13. Claus Philipp Maria Justinian Schenk Graf von Stauffenberg
Justification: Most of you would probably recognize him as Claus von Stauffenberg. Either way, he was one of the principal figures of the German Resistance during WWII, and the main mastermind behind Operation Walküre. He was almost successful in overthrowing Hiter. And he was just a general all-around bad-ass.
14. And, of course, the greatest example of German engineering of all…me! :-D (Tell me you didn’t see that coming.)
Stay tuned!
Wednesday, February 4, 2009
Workplace Rants
I would like to preface this blog by saying that I am by no means a naturally pugnacious or angry person. I’m quite the opposite. I am, however, cynical as hell. Also, certain office-setting scenarios require ranting about. They just do. Trust me.
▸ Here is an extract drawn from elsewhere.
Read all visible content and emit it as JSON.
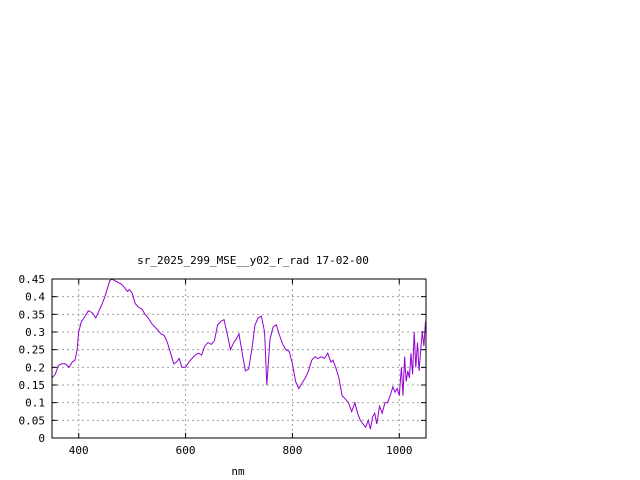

*Disclaimer: Names have been changed (or omitted altogether) to protect the guilty.*
It is irritating when:
- The woman in the office next to you has her phone ringer turned up so loudly that it would not only rouse the dead, it would cause their ears to bleed and kill them a second time. If you’re really that concerned about missing an important call, please have your office phone forwarded to your cell. That way, you can prevent your coworkers from suffering a brain hemorrhage every time your phone rings.
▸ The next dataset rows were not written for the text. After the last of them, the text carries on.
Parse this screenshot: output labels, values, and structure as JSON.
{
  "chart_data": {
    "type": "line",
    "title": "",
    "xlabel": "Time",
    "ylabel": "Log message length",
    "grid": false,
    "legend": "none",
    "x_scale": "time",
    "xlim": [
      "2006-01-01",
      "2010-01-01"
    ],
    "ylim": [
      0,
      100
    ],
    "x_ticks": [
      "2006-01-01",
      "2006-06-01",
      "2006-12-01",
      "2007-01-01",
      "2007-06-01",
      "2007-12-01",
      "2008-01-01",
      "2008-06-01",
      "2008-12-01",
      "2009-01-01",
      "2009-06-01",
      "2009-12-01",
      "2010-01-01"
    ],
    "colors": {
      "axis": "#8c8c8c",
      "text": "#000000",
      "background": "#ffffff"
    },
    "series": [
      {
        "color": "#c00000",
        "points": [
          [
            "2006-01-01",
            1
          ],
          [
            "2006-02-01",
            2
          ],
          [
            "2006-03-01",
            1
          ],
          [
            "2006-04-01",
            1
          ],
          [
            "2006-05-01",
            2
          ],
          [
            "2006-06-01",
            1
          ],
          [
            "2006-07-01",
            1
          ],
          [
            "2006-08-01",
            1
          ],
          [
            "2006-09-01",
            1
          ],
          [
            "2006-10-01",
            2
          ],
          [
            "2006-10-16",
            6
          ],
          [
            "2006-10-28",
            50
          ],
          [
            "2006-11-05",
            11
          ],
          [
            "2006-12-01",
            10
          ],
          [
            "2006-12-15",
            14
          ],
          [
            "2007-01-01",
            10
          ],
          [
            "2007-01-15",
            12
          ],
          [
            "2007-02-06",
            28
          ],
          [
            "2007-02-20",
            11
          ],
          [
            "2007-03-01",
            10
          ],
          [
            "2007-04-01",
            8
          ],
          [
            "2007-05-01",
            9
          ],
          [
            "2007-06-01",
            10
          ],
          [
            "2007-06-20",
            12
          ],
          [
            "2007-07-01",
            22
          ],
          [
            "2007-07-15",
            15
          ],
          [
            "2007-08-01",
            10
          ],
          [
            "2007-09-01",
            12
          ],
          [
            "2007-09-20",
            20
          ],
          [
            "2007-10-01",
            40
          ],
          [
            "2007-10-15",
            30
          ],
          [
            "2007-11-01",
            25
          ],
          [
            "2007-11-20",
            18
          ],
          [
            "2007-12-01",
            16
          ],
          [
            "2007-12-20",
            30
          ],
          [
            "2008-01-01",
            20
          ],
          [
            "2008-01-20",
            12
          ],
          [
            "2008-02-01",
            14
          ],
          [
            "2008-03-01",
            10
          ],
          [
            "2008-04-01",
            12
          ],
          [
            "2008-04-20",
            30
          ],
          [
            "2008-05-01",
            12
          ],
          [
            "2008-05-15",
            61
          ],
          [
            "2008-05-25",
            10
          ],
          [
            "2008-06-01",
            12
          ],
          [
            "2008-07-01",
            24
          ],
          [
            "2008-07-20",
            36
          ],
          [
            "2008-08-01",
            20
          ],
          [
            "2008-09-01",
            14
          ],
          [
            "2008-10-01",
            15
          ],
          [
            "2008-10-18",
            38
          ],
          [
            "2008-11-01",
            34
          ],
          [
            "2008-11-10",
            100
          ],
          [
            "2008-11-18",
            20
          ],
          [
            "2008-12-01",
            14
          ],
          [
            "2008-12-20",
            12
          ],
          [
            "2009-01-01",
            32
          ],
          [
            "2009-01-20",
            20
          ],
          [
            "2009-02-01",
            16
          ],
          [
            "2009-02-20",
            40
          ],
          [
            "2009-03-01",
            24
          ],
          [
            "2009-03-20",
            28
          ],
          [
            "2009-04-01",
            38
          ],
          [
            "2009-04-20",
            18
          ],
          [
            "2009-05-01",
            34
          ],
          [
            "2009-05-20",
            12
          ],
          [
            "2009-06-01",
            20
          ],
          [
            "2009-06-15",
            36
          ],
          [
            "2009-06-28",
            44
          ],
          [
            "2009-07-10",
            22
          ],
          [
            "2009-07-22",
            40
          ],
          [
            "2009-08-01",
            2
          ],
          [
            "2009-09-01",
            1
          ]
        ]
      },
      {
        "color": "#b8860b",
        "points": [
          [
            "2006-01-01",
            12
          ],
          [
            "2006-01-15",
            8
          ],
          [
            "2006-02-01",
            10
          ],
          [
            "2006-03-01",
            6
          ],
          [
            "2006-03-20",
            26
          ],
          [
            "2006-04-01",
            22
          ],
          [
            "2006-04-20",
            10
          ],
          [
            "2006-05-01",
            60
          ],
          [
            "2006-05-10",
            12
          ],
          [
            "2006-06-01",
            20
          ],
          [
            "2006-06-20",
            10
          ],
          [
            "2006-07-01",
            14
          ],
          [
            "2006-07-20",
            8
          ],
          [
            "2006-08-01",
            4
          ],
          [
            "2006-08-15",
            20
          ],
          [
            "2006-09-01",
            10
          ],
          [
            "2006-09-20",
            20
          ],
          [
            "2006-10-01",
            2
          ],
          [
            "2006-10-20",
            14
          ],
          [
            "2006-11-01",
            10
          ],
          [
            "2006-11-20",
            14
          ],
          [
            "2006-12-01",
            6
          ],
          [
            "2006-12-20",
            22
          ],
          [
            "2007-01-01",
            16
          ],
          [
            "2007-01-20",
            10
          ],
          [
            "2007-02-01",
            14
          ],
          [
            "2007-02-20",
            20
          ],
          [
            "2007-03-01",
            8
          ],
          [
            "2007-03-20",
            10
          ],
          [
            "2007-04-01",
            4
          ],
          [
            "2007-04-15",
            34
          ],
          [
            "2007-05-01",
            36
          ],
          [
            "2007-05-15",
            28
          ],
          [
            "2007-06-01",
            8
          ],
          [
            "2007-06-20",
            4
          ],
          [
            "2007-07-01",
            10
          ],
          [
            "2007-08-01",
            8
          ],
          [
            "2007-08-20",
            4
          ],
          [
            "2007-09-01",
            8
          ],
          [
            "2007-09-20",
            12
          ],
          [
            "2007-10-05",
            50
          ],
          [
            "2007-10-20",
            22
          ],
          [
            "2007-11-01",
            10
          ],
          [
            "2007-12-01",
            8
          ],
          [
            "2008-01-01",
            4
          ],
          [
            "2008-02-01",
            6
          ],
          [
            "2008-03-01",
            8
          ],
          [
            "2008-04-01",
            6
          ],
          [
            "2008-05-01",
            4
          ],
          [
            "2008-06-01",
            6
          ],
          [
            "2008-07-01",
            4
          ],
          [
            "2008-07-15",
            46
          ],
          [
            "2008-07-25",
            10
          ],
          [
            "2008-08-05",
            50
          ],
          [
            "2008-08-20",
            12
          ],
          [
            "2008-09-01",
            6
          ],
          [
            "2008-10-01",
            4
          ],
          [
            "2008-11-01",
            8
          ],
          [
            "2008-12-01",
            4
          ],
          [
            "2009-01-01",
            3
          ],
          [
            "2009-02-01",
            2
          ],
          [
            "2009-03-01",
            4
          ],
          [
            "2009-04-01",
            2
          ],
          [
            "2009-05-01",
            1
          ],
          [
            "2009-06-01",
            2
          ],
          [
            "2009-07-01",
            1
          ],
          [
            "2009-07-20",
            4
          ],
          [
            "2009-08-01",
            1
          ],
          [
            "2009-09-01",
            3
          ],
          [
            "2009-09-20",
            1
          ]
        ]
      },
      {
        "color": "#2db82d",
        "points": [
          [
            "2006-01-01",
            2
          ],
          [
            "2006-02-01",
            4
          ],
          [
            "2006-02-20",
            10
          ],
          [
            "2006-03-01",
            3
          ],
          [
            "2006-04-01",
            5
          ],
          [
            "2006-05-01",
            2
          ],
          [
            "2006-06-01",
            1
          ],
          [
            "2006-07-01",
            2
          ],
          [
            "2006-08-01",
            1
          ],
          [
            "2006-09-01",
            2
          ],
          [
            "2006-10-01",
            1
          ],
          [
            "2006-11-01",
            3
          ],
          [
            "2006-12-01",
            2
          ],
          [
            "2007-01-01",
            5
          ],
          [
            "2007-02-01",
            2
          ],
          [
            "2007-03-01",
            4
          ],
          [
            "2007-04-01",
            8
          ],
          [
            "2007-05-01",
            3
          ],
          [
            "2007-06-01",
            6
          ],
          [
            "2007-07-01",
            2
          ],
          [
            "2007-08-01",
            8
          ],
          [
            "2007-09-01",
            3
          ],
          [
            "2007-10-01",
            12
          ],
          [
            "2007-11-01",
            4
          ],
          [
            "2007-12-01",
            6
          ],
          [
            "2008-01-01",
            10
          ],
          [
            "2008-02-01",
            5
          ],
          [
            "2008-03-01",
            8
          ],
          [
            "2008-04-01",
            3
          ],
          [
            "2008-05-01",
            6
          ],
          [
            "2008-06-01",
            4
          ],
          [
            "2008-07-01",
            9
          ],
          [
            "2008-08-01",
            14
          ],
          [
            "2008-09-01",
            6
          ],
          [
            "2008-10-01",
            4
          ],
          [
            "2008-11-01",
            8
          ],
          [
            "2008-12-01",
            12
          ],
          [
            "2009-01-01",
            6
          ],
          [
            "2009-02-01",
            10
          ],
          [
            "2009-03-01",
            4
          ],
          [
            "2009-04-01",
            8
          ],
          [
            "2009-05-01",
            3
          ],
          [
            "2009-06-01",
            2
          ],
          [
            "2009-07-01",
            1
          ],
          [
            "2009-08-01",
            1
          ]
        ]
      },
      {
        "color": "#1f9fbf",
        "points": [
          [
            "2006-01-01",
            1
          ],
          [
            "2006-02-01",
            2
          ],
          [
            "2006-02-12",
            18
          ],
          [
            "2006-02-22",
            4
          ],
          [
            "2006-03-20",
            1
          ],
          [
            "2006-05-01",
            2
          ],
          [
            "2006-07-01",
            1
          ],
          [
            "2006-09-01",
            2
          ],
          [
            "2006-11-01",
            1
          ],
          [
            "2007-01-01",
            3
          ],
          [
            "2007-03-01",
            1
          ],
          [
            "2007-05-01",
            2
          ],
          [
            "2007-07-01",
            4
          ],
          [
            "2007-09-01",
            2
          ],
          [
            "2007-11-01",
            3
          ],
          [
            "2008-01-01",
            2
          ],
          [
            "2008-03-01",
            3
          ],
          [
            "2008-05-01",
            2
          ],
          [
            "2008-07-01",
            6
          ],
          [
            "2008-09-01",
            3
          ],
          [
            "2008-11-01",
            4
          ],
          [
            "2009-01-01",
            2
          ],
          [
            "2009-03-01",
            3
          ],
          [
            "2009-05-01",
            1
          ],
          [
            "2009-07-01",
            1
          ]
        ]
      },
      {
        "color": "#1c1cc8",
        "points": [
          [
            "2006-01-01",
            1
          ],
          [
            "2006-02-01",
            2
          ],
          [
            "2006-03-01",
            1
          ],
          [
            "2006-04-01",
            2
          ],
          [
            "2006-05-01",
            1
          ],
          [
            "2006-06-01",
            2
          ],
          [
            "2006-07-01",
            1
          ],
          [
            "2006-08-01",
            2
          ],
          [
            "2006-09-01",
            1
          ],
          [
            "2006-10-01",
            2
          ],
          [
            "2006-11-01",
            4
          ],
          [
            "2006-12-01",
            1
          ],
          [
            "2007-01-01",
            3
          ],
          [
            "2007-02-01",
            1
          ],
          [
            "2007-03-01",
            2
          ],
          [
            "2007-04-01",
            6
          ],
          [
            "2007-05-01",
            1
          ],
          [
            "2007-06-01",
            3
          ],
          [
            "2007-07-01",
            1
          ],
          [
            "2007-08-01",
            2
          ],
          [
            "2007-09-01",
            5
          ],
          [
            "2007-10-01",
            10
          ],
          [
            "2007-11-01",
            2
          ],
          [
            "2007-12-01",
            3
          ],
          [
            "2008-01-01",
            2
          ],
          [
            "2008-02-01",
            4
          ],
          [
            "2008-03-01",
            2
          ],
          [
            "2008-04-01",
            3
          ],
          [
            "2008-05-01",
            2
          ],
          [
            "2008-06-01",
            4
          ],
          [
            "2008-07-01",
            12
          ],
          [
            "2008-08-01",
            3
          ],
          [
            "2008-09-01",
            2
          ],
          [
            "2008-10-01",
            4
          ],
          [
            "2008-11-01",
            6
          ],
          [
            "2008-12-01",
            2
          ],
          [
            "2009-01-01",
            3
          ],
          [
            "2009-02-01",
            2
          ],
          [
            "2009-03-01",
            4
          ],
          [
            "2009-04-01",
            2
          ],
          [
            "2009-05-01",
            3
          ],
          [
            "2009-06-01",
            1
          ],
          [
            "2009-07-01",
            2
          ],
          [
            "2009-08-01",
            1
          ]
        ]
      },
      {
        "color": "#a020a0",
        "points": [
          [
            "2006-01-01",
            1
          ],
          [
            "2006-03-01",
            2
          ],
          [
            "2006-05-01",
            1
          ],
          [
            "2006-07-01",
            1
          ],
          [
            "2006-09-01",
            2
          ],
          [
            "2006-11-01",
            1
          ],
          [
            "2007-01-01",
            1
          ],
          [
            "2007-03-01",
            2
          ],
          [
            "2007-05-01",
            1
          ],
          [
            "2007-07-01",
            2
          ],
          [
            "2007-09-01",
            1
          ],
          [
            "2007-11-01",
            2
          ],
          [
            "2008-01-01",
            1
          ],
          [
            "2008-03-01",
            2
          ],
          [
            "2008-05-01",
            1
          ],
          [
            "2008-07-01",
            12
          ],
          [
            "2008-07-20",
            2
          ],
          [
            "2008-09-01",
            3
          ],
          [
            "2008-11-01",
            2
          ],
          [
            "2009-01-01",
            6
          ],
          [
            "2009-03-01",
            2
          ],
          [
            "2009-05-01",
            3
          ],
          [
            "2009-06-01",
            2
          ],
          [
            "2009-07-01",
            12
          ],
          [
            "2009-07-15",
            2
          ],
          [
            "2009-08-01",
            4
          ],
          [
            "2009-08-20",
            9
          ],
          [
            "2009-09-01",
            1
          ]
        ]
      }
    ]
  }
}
- Kiss-Ass Guy uses any and every excuse to pop into Boss Man’s office (which happens to be located directly beside yours) approximately seven to thirteen times per day. Yes, you keep a count. This is not counting his daily “I’m-headed-out-for-the-day-just-thought-you-should-know!” drop-by. He is bursting to share some tidbit of news with Boss Man, and has tremendous interest in any and every pastime your Boss Man has ever even thought of mentioning. Really, Kiss-Ass Guy, Boss Man can see through you, I promise. **Editor’s note: This generally would not be my problem, and I would be content to overhear Kiss-Ass Guy’s conversations and chuckle to myself, if it weren’t for the fact that Kiss-Ass Guy becomes my problem when Boss Man isn’t there. Which is often.**
- You open the refrigerator shared by everyone on your floor at lunchtime only to discover that the tasty-delicious frozen entrée (my fare of choice is usually Lean Cuisine Lasagna) you brought mere hours earlier has mysteriously disappeared. Later on in the afternoon you overhear a particularly…elderly…coworker (who amazes you with their ability to function successfully in a competitive work environment despite appearing not a day under eighty) complaining about how they could have sworn they brought chicken instead of lasagna for lunch. **Editor’s note: For this reason, I have a box of oatmeal hidden away safely in the bowels of my desk.**
- You’re in a (fairly important) meeting, and you’re having difficulty understanding one of the presenters through the gigantic wad of gum she keeps smacking around. Isn’t checking your gum at the door one of the first aphorisms of at least pretending to be a semi-professional? I know that gum-smacking HAS to be in the Workplace Cardinal Sins manual somewhere. **Editor’s note: But who am I to judge. For all I know it’s Nicorette, and the only thing preventing her from gnawing off my fingers in a nicotine-withdrawal attack.*
- You’re in your office by yourself, productively staring off into space/biting your nails/adjusting your bra/bending over to pick something up from the floor/singing your own version of Cum on Feel the Noize (Quiet Riot just didn’t quite get it)/something equally embarrassing, when Silent Guy strolls in your doorway, completely catching you in whichever moderately-to-extremely awkward act you’re engaged in. It should also be in the Workplace Cardinal Sins manual that employees announce their presence detectably when entering a coworker’s office. **Editor’s note: This prevents uncomfortable encounters, especially with exceptionally awkward and random people like myself.**
I'm sure there are more, but I've ranted enough for one day.